Piangerei ma non posso, non mi sento di farlo qui, davanti a te, anche se è casa mia e se è sempre stata il mio rifugio dai mali del Mondo.
Abbozzo, mangiucchio, gioco un po' e finalmente riesco a distrarmi pigiando X,Y,B e A con perizia e concentrazione, senza paura perché questo è un gioco dove muoio mille volte senza farmi mai male e dove l'unica frustrazione è dover ricominciare uno schermo, mica come là fuori.
Di nuovo tutta l'Ingiustizia dell'universo mi pesa sulle spalle e mi rende ispida ma senza poterlo esprimere in tutta la mia velenosità perché ho testimoni davanti ai quali non voglio dare il peggio di me. Educativamente parlando, s'intende.

La Luigina, barista della Rivetta, mentre uscivo mi diceva di accompagnarmi, di trovarmi un uomo e io scherzando come mio solito le ho risposto "Ho smesso!"
Lei si è fatta serissima, la sua espressione era sdegnata, mi ha afferrato il braccio all'altezza del gomito per fermarmi e la sua voce era preoccupata e quasi affranta come quella di qualcuno che vuole avvertirti di un pericolo di morte e che tu però non ascolterai.
"Dici così adesso ma poi? E dopo? Tra qualche anno? Non si può stare soli, non si deve, si sta male!"
E a me veniva da ridere perché il poi è adesso, il dopo è già accaduto e male sto già, da un pezzo tra l'altro.

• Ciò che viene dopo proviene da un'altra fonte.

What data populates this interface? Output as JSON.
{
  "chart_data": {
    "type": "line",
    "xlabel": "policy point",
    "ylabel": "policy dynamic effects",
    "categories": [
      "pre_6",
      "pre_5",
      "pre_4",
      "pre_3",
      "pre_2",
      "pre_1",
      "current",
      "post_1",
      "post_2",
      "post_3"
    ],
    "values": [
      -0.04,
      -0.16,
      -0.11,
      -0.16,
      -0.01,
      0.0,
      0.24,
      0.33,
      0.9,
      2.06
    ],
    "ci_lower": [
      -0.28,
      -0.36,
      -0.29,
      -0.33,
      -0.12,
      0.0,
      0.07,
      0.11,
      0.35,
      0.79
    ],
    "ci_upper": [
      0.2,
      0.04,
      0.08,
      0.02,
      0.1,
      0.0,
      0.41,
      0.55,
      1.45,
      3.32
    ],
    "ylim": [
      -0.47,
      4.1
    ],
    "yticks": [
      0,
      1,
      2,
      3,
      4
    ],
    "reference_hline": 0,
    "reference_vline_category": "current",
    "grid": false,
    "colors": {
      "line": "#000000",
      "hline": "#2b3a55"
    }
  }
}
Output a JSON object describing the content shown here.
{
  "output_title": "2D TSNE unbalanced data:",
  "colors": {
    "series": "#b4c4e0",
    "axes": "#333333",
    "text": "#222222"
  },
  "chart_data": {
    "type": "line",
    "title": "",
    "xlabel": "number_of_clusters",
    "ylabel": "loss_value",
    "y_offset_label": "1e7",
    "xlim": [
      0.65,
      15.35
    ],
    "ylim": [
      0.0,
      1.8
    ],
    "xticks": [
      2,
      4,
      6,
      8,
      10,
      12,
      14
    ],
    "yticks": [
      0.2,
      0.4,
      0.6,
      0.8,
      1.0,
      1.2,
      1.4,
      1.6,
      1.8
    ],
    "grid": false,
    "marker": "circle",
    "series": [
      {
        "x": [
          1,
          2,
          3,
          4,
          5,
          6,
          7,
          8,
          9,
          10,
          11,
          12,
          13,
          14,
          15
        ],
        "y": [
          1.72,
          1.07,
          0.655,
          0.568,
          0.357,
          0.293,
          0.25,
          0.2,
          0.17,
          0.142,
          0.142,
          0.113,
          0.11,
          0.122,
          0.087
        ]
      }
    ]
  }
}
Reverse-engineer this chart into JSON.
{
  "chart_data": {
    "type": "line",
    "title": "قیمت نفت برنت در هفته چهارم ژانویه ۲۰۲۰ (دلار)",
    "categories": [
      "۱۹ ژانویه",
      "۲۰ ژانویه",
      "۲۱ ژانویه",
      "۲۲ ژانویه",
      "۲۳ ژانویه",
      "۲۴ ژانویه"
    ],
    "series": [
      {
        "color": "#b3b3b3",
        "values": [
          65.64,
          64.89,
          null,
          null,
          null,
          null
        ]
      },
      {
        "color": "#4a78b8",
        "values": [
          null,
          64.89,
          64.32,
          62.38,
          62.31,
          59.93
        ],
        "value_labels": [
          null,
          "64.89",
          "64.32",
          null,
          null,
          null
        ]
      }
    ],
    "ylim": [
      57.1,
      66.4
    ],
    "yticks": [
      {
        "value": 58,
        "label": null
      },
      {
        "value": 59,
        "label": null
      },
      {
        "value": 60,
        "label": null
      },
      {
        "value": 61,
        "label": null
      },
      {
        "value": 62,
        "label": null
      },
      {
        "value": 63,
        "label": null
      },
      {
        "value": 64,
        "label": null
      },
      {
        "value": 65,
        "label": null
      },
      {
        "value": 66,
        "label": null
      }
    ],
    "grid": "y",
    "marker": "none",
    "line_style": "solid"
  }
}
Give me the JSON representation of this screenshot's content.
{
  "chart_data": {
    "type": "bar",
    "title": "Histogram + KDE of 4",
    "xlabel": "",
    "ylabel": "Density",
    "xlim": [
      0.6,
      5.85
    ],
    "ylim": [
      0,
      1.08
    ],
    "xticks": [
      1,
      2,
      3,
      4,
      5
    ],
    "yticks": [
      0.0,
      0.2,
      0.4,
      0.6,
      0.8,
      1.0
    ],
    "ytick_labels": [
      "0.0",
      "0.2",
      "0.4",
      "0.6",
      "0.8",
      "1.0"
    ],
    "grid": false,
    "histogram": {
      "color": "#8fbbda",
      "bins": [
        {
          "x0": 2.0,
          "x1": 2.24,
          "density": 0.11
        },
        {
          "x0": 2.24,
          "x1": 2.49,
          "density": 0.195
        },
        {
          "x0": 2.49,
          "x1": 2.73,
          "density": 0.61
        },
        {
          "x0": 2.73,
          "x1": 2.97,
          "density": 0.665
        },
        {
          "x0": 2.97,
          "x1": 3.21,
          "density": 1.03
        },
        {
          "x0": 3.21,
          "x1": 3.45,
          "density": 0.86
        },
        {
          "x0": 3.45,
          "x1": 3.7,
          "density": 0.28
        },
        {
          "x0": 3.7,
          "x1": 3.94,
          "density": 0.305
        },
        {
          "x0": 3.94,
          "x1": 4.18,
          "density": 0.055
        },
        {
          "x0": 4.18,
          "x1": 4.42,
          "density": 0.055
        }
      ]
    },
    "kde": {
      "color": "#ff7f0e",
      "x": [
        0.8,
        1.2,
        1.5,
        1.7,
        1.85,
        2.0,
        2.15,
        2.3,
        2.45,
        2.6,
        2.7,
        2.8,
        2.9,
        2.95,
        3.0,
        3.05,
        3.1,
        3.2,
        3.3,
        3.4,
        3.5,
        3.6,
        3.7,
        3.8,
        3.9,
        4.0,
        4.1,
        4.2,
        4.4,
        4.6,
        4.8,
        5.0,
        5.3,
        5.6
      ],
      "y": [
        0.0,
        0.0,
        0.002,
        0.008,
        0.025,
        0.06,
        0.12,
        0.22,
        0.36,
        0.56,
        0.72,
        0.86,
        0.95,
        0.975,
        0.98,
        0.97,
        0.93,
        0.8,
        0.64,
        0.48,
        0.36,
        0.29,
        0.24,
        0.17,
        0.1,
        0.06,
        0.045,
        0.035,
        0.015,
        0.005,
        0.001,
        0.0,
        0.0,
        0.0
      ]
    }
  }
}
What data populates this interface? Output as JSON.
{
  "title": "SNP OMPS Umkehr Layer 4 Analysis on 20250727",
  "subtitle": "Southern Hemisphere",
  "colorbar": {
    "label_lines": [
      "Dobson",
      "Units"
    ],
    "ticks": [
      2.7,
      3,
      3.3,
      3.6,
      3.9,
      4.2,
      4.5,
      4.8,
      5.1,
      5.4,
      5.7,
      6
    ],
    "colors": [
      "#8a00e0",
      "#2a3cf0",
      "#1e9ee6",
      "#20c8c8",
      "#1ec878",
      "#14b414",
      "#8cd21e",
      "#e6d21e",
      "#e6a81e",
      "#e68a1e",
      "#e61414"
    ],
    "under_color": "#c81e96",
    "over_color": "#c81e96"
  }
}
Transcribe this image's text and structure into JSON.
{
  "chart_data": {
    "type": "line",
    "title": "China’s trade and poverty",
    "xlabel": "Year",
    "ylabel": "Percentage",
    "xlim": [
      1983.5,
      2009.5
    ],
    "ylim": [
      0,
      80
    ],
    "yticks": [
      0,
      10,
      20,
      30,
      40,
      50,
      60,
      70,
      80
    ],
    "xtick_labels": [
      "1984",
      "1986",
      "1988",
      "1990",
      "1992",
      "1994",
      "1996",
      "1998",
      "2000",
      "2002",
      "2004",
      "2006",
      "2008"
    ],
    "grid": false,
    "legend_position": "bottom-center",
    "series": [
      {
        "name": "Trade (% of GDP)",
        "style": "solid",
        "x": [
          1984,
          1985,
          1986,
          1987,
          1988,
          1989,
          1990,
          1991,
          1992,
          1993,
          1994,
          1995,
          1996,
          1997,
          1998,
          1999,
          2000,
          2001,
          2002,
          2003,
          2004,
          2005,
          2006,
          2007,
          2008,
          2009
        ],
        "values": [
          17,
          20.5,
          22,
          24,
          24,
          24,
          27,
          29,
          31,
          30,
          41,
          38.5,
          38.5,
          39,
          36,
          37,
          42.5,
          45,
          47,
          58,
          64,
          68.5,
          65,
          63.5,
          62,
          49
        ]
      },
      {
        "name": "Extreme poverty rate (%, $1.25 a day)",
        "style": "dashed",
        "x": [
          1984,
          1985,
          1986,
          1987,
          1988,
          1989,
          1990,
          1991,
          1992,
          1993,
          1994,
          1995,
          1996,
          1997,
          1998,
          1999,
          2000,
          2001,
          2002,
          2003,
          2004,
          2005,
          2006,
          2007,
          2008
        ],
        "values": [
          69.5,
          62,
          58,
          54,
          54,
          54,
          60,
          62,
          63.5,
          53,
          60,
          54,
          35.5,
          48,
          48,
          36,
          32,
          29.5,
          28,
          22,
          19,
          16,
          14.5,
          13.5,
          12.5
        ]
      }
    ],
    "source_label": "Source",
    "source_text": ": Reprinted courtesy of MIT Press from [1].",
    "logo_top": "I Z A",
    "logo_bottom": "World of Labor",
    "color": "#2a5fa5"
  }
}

Inseguo sogni che il mio corpo non può più perseguire, sono una macchina d'epoca, elegante ma limitata, da accudire in un garage più che da far correre in strada in mezzo a quelle moderne. La mia meccanica è il meglio che c'era ma le piccole utilitarie moderne mi danno metri senza sforzo e la benzina ha un costo esorbitante che posso permettermi sempre meno.
In tutto questo, mano a mano che la consapevolezza diviene cemento, mi scappa un po' da ridere quando non mi verrebbe da fare su due valigie e andare altrove.